About the Artist
Donna Grandin is a professional fine artist from St. Lucia. She received an hons. B.A. in Art from McMaster University, in Hamilton, ON, Canada in 1997. Since then she has been exhibiting her acrylic paintings in the Caribbean and Canada, gaining collectors from those areas and beyond.
In 2013 she was part of the Canadian delegation that participated in the 152nd annual Salon de la Société Nationale des Beaux-Arts, Carrousel du Louvre, an international group exhibition, in Paris, France.
Donna lives, paints and volunteers in the arts community in Burlington, ON, Canada with her husband and two sons. She also travels to the Caribbean to visit family, galleries and gather inspiration for her art.
She is a founding director of the Arts & Culture Council of Burlington. She is also a member of the Art Gallery of Burlington, Burlington Fine Arts Association, and the Royal Botanical Gardens in Burlington.
About the Art:
Nature, with its organic shapes and patterns, provides the artist with an endless supply of interesting compositions. As an acrylic painter, I capture and translate these compositions through the filters of my personal sense of colour and interest in visual rhythm, to convey mood and movement.
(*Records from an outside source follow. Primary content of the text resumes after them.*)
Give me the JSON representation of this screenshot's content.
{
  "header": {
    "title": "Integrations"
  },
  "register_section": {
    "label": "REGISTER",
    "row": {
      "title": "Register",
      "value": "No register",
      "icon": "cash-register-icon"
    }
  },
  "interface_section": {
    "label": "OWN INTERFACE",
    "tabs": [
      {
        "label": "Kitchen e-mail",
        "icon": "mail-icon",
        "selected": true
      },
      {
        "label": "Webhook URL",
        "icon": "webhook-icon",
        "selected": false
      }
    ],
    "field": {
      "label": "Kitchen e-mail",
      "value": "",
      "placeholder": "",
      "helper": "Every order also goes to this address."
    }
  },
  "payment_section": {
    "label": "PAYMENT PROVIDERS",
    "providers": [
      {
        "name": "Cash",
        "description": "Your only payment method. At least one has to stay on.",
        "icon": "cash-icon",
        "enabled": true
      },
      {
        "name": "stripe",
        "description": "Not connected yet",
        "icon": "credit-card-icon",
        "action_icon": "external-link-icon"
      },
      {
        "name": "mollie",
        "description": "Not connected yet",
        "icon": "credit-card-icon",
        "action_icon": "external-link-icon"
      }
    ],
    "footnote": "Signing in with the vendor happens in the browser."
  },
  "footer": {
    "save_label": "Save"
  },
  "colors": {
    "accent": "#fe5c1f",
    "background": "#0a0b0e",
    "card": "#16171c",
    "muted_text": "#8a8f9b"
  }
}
For years I have been painting the landscape imprinted on me as a child, favouring the vibrant colours and vivid contrasts of the sunny Caribbean, with a focus on tropical flowers & foliage (eg, hibiscus, dracaena, croton, frangipani, royal poinciana, banana and coconut trees).
This is a way for me to stay connected to my past, to my family etc, and also to examine the effect that geography has on self-identity.
However, I have been living in Canada for a long time now, and more and more I am moved to paint the local landscape (eg, ponds with water lilies and dragonflies in the summer).
Also, recently I have been working on a series of abstract paintings inspired by peacock feathers, and ferns. Ironically, abstraction allows me to best express the underlying flow, that spiritual connection to Nature … the way Nature feels, rather than the way it looks.
Even when I paint realistically, creating the illusion of depth, my painting process is more that of an abstract artist, pushing and pulling the forms, arriving at the final image through layers of paint and exploration. Ultimately, the subject of my paintings is secondary to the pursuit of the painter’s high – the feeling you get when you follow your intuition and lay down a bold choice of colour that pulls everything together and makes a painting sing!
My art is infused with the passion and excitement I have for my creative process.